R. Yes, without a doubt. My fathers generation lived in May 1968: a social revolution that made them believe that another form of life was possible. They experimented with new freedoms on paper for women, opening up their sexuality, but in the end economic reality hit them. You were asked to fit into the system: full-time work, family… And my generation later came back feeling that you can’t dream. How we were forced to repeat the economic, social and work model of our fathers.
»For usadolescence was a kind of “non-lugar”. We do not have a clearly defined common culture. Let’s live the moment, the hope, a certain feeling of annoyance, exhaustion. However, we had common references: video clubs, Nirvana music, food, food… Everything was done by creating a common culture and our unity.
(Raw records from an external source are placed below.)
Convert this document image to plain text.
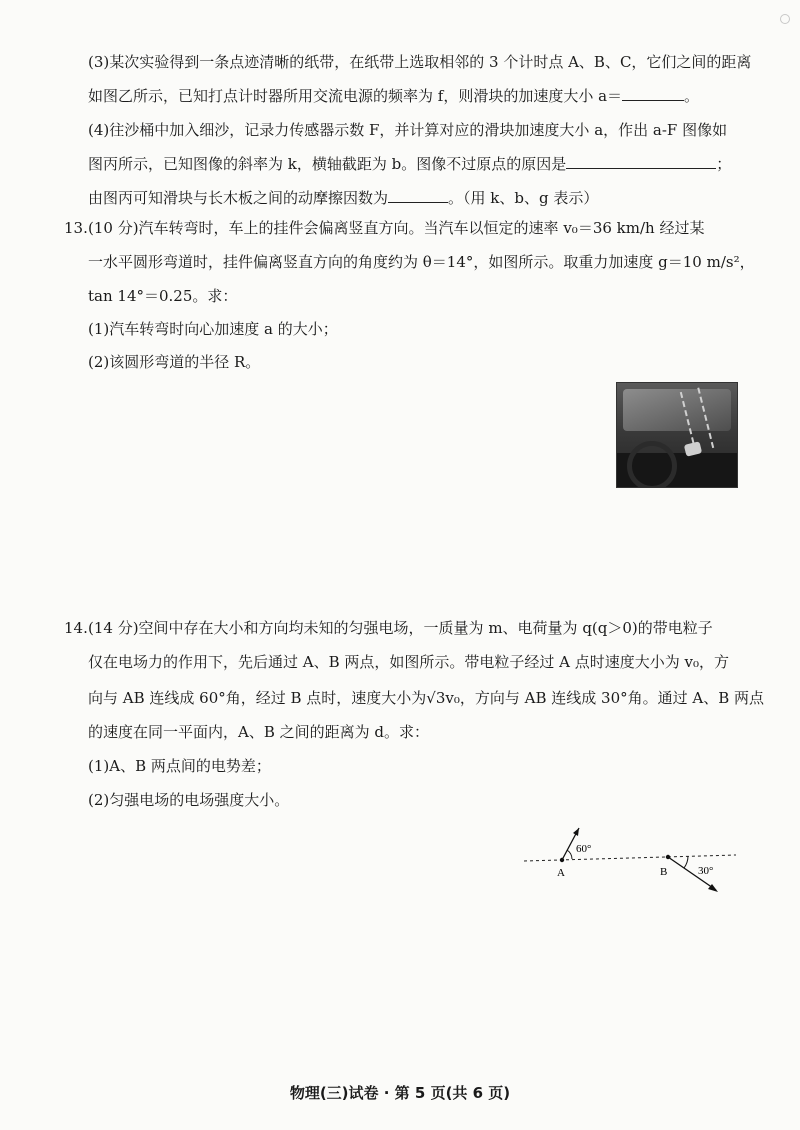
(3)某次实验得到一条点迹清晰的纸带，在纸带上选取相邻的 3 个计时点 A、B、C，它们之间的距离
如图乙所示，已知打点计时器所用交流电源的频率为 f，则滑块的加速度大小 a＝	。
(4)往沙桶中加入细沙，记录力传感器示数 F，并计算对应的滑块加速度大小 a，作出 a-F 图像如
图丙所示，已知图像的斜率为 k，横轴截距为 b。图像不过原点的原因是	；
由图丙可知滑块与长木板之间的动摩擦因数为	。（用 k、b、g 表示）
13. (10 分)汽车转弯时，车上的挂件会偏离竖直方向。当汽车以恒定的速率 v₀＝36 km/h 经过某
一水平圆形弯道时，挂件偏离竖直方向的角度约为 θ＝14°，如图所示。取重力加速度 g＝10 m/s²，
tan 14°＝0.25。求：
(1)汽车转弯时向心加速度 a 的大小；
(2)该圆形弯道的半径 R。
14. (14 分)空间中存在大小和方向均未知的匀强电场，一质量为 m、电荷量为 q(q＞0)的带电粒子
仅在电场力的作用下，先后通过 A、B 两点，如图所示。带电粒子经过 A 点时速度大小为 v₀，方
向与 AB 连线成 60°角，经过 B 点时，速度大小为√3v₀，方向与 AB 连线成 30°角。通过 A、B 两点
的速度在同一平面内，A、B 之间的距离为 d。求：
(1)A、B 两点间的电势差；
(2)匀强电场的电场强度大小。
A	B
60°
30°
物理(三)试卷 · 第 5 页(共 6 页)
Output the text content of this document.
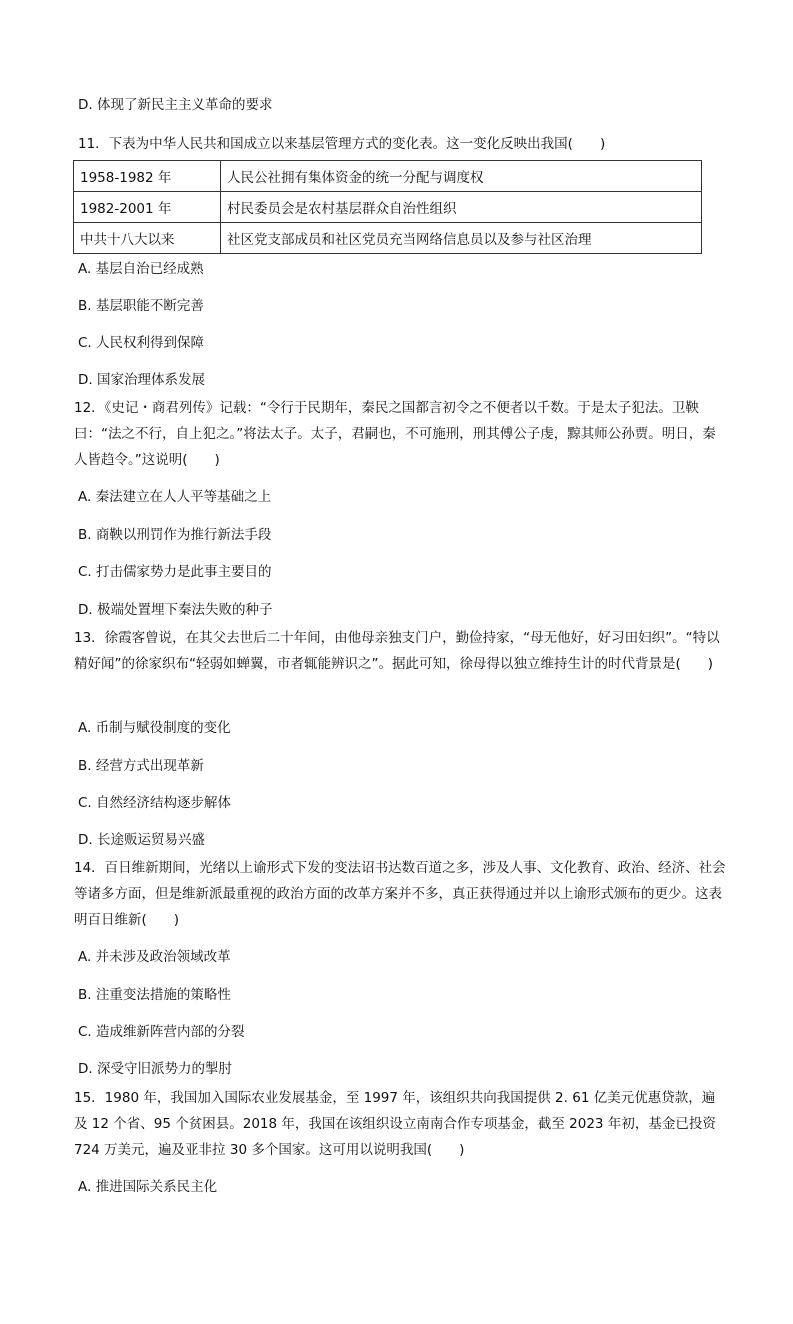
D. 体现了新民主主义革命的要求
11．下表为中华人民共和国成立以来基层管理方式的变化表。这一变化反映出我国(　　)
1958-1982 年	人民公社拥有集体资金的统一分配与调度权
1982-2001 年	村民委员会是农村基层群众自治性组织
中共十八大以来	社区党支部成员和社区党员充当网络信息员以及参与社区治理
A. 基层自治已经成熟
B. 基层职能不断完善
C. 人民权利得到保障
D. 国家治理体系发展
12．《史记・商君列传》记载：“令行于民期年，秦民之国都言初令之不便者以千数。于是太子犯法。卫鞅曰：“法之不行，自上犯之。”将法太子。太子，君嗣也，不可施刑，刑其傅公子虔，黥其师公孙贾。明日，秦人皆趋令。”这说明(　　)
A. 秦法建立在人人平等基础之上
B. 商鞅以刑罚作为推行新法手段
C. 打击儒家势力是此事主要目的
D. 极端处置埋下秦法失败的种子
13．徐霞客曾说，在其父去世后二十年间，由他母亲独支门户，勤俭持家，“母无他好，好习田妇织”。“特以精好闻”的徐家织布“轻弱如蝉翼，市者辄能辨识之”。据此可知，徐母得以独立维持生计的时代背景是(　　)
A. 币制与赋役制度的变化
B. 经营方式出现革新
C. 自然经济结构逐步解体
D. 长途贩运贸易兴盛
14．百日维新期间，光绪以上谕形式下发的变法诏书达数百道之多，涉及人事、文化教育、政治、经济、社会等诸多方面，但是维新派最重视的政治方面的改革方案并不多，真正获得通过并以上谕形式颁布的更少。这表明百日维新(　　)
A. 并未涉及政治领域改革
B. 注重变法措施的策略性
C. 造成维新阵营内部的分裂
D. 深受守旧派势力的掣肘
15．1980 年，我国加入国际农业发展基金，至 1997 年，该组织共向我国提供 2. 61 亿美元优惠贷款，遍及 12 个省、95 个贫困县。2018 年，我国在该组织设立南南合作专项基金，截至 2023 年初，基金已投资 724 万美元，遍及亚非拉 30 多个国家。这可用以说明我国(　　)
A. 推进国际关系民主化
P. And do you think the horror genre, outside of your personal taste, belongs in any way to this generation of the twentieth century?
R. Before that season approaches, here is a survey of my novels the territory of urban suburbs, because it is a topic very little covered in French literature. For a long time, French writers came from a certain elite, from comfortable families, trained in institutions like the Sorbonne, unlike in the United States, where many writers were trained on the streets.
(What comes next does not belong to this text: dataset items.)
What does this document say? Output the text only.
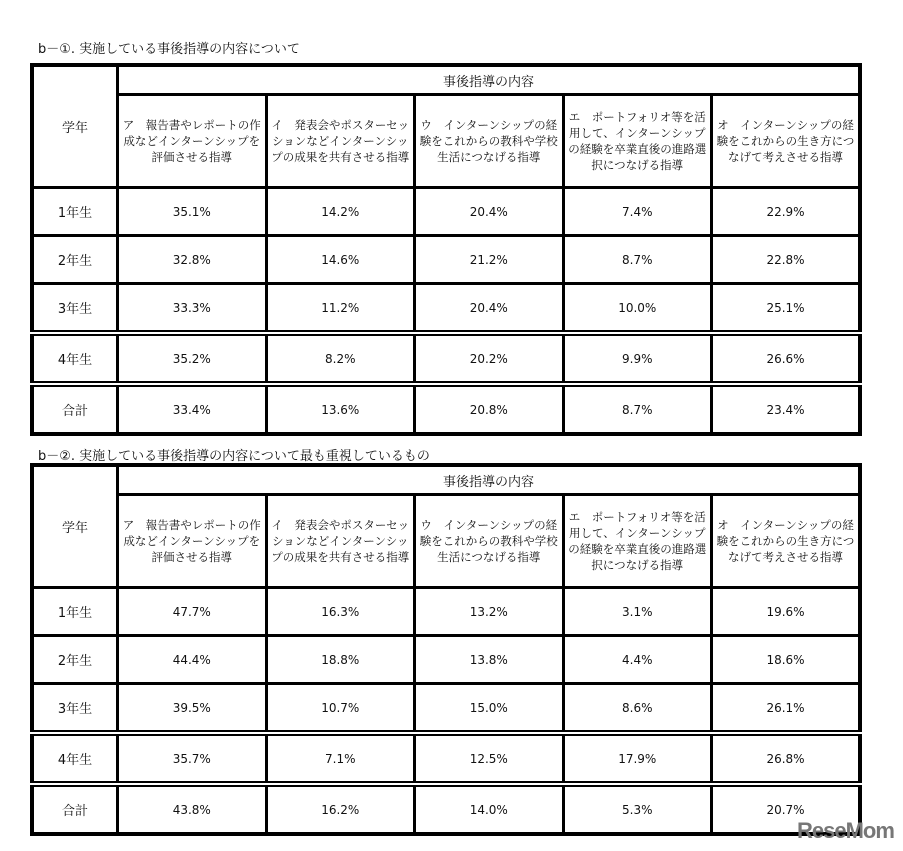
b－①. 実施している事後指導の内容について
学年	事後指導の内容				
	ア　報告書やレポートの作成などインターンシップを評価させる指導	イ　発表会やポスターセッションなどインターンシップの成果を共有させる指導	ウ　インターンシップの経験をこれからの教科や学校生活につなげる指導	エ　ポートフォリオ等を活用して、インターンシップの経験を卒業直後の進路選択につなげる指導	オ　インターンシップの経験をこれからの生き方につなげて考えさせる指導
1年生	35.1%	14.2%	20.4%	7.4%	22.9%
2年生	32.8%	14.6%	21.2%	8.7%	22.8%
3年生	33.3%	11.2%	20.4%	10.0%	25.1%
4年生	35.2%	8.2%	20.2%	9.9%	26.6%
合計	33.4%	13.6%	20.8%	8.7%	23.4%
b－②. 実施している事後指導の内容について最も重視しているもの
学年	事後指導の内容				
	ア　報告書やレポートの作成などインターンシップを評価させる指導	イ　発表会やポスターセッションなどインターンシップの成果を共有させる指導	ウ　インターンシップの経験をこれからの教科や学校生活につなげる指導	エ　ポートフォリオ等を活用して、インターンシップの経験を卒業直後の進路選択につなげる指導	オ　インターンシップの経験をこれからの生き方につなげて考えさせる指導
1年生	47.7%	16.3%	13.2%	3.1%	19.6%
2年生	44.4%	18.8%	13.8%	4.4%	18.6%
3年生	39.5%	10.7%	15.0%	8.6%	26.1%
4年生	35.7%	7.1%	12.5%	17.9%	26.8%
合計	43.8%	16.2%	14.0%	5.3%	20.7%
ReseMom
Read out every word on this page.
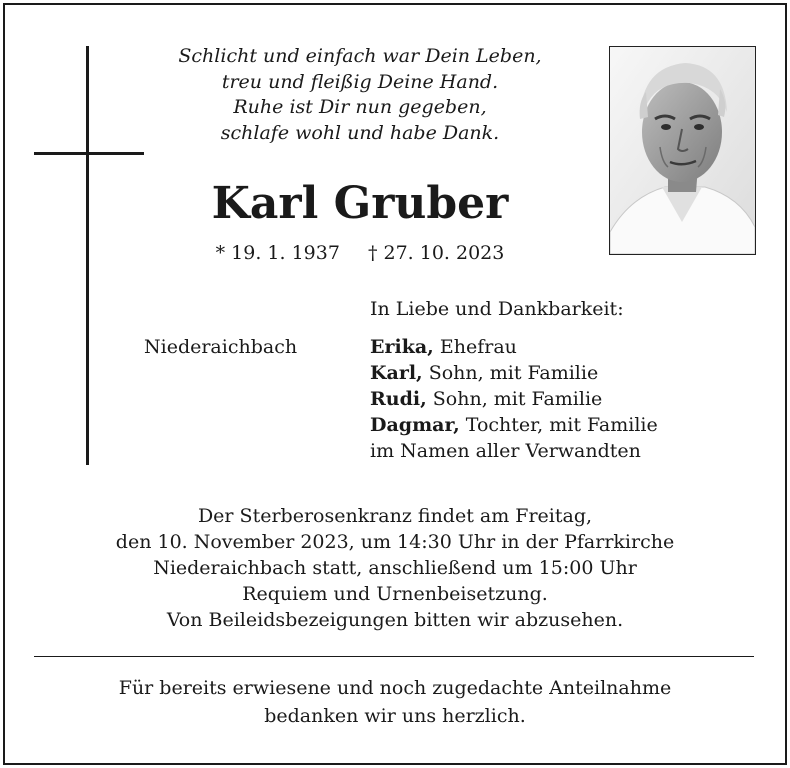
Schlicht und einfach war Dein Leben,
treu und fleißig Deine Hand.
Ruhe ist Dir nun gegeben,
schlafe wohl und habe Dank.
Karl Gruber
* 19. 1. 1937 † 27. 10. 2023
Niederaichbach
In Liebe und Dankbarkeit:
Erika, Ehefrau
Karl, Sohn, mit Familie
Rudi, Sohn, mit Familie
Dagmar, Tochter, mit Familie
im Namen aller Verwandten
Der Sterberosenkranz findet am Freitag,
den 10. November 2023, um 14:30 Uhr in der Pfarrkirche
Niederaichbach statt, anschließend um 15:00 Uhr
Requiem und Urnenbeisetzung.
Von Beileidsbezeigungen bitten wir abzusehen.
Für bereits erwiesene und noch zugedachte Anteilnahme
bedanken wir uns herzlich.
»In France, it was believed that in order to write one had to maintain a very “healthy” relationship with language, the least present in the European tradition. Therefore, the authors who have undertaken to explore these territories are relatively recent. For example, in Nicolas Mathieu or in me: voices that speak of spaces that have long not been considered novels. Nevertheless, we who grew up in these places know this they are territories where anyone can occur: intimate dramas, real aspects of society. Not everything happens in Paris.
»On the other hand, the nineties were very intimate for me because that was when I was building my identity. I would like to re-emerge in them and make them home in any way I can. The most honest way to do this was through fiction, not realism. Queria blar de la amenazaand it was best done through the imaginary space of horror as I experienced it during my adolescence. This genre allowed me to understand certain aspects of the world. And this largely did not happen in French literature, although in Latin American literature. We’re not interested in the same narrative here: while magical realism exists, we care about it Nouveau Roman.
P. When you become a teenager, what will I tell you?
R. Ugh… no matter what. But I think I’ll try to get her some money. I wanted to confess my homosexuality, not meet love, go alone… I would try to reassure the child that I am. I’ll tell her not to worry, we’ll meet somewhere else.